Valentin rested his feet on Dimitri’s shoulders, guiding the tank with his heels and toes because he was busy using the intercom for other duty. He was yelling at the loader Pasha.
‘No, no, no, the other bin! The other bin! I want AP! AP, Private! Get three ready. Now, do it, go, go!’
Dimitri kept the tank barreling ahead straight, listening to his son holler at the burly teenager while the boy scrambled for the ammunition. Pasha struggled on his knees, stripping back the neoprene matting that lay across the floor bins, digging down in them for the correct shells; this time Valya wanted solid-shot armor-piercing rounds.
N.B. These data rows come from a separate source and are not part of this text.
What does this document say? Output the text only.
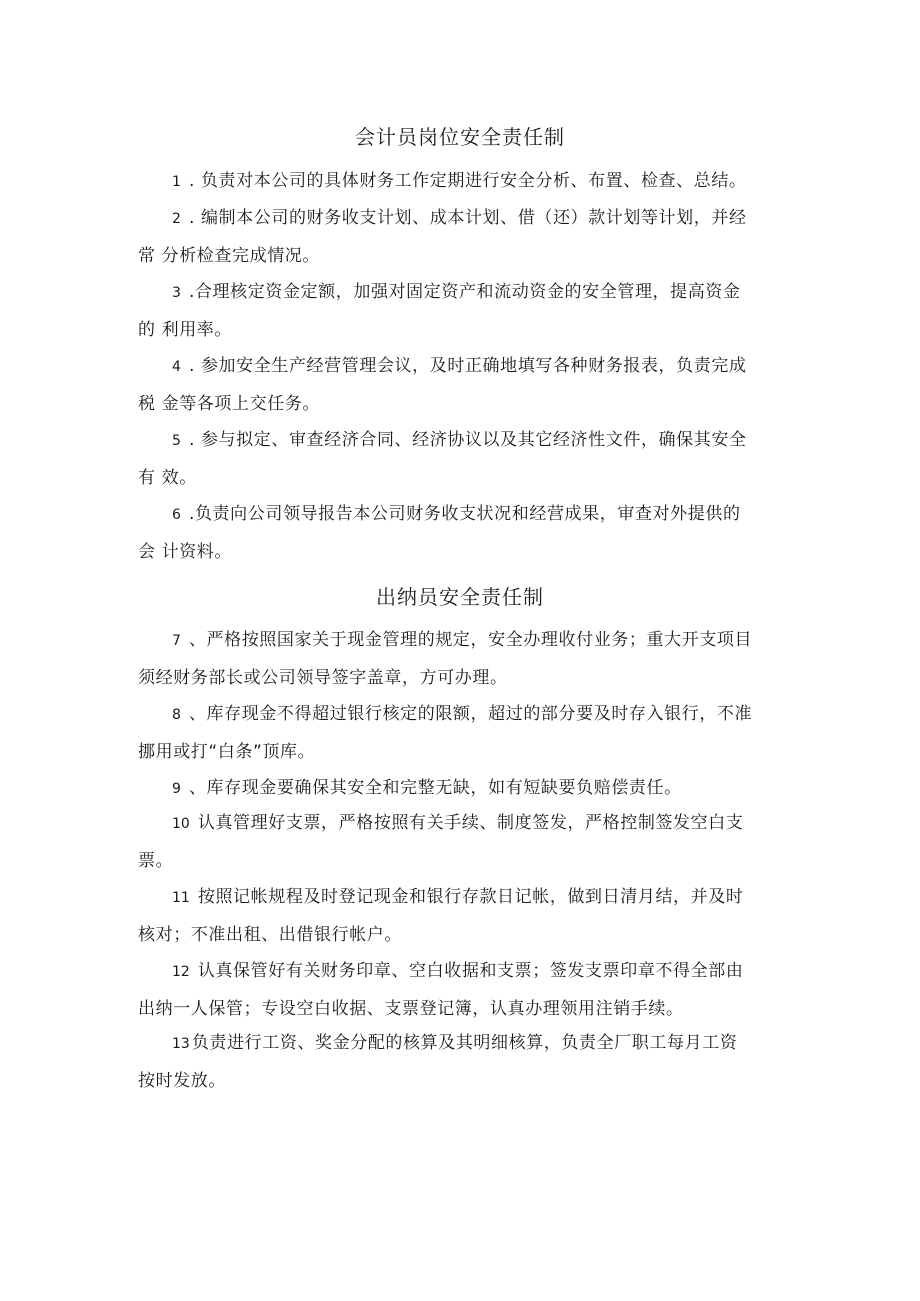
会计员岗位安全责任制
1 . 负责对本公司的具体财务工作定期进行安全分析、布置、检查、总结。
2 . 编制本公司的财务收支计划、成本计划、借（还）款计划等计划，并经
常 分析检查完成情况。
3 .合理核定资金定额，加强对固定资产和流动资金的安全管理，提高资金
的 利用率。
4 . 参加安全生产经营管理会议，及时正确地填写各种财务报表，负责完成
税 金等各项上交任务。
5 . 参与拟定、审查经济合同、经济协议以及其它经济性文件，确保其安全
有 效。
6 .负责向公司领导报告本公司财务收支状况和经营成果，审查对外提供的
会 计资料。
出纳员安全责任制
7 、严格按照国家关于现金管理的规定，安全办理收付业务；重大开支项目
须经财务部长或公司领导签字盖章，方可办理。
8 、库存现金不得超过银行核定的限额，超过的部分要及时存入银行，不准
挪用或打“白条”顶库。
9 、库存现金要确保其安全和完整无缺，如有短缺要负赔偿责任。
10 认真管理好支票，严格按照有关手续、制度签发，严格控制签发空白支
票。
11 按照记帐规程及时登记现金和银行存款日记帐，做到日清月结，并及时
核对；不准出租、出借银行帐户。
12 认真保管好有关财务印章、空白收据和支票；签发支票印章不得全部由
出纳一人保管；专设空白收据、支票登记簿，认真办理领用注销手续。
13 负责进行工资、奖金分配的核算及其明细核算，负责全厂职工每月工资
按时发放。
Somehow Pasha had managed to grapple from the floor the wrong ammo, a heat shell, a high-explosive antitank round. The T-34 carried seventy-seven rounds: nineteen of armor-piercing, fifty-three of high-explosive, and five of antipersonnel. Only nine of those rounds were easily accessible, on racks located left and right on the turret wall. Once those shells were expended, the loader had to root around under the floor mat into the eight storage bins beneath their feet. When the tank was moving at full speed, swaying and hopping the way it was now, the loader’s job was very difficult.
Valentin’s foot crunched into the middle of Dimitri’s neck. This meant stop, fast. Dimitri downshifted and hit the brakes. He brought the General to a skidding halt. No sense aggravating his testy son any more than he already was.
Valya’s voice swelled in the intercom. ‘Load AP!’
Behind and above Dimitri, Pasha rose from his knees to slam a shell into the breech. Valentin hit the electrical traverse and the turret began to whir and pivot. The turret walls, the dials, sights, and controls, the thick breech of the big main gun, all began to swing to the right. But Valentin’s and Pasha’s seats did not move. Valya’s feet left Dimitri’s shoulders, he had to stand and dance with the turret whenever he swung it around. This was a major design flaw in the T-34; the seats for the commander and loader were not mounted to the turret itself but to the ring of the chassis, so that the two had to skitter around with the swiveling breech and the firing controls whenever the turret was turned. Dimitri looked over his shoulder to watch his son. The boy contorted himself to keep his eye on his range telescope and at the same time twirl the elevation flywheel to raise the main gun to match his range to the target. At Valya’s feet, Pasha was folded again into the floor of the tank, he had the rubber mat in a shambles looking for two more AP rounds to satisfy his sergeant.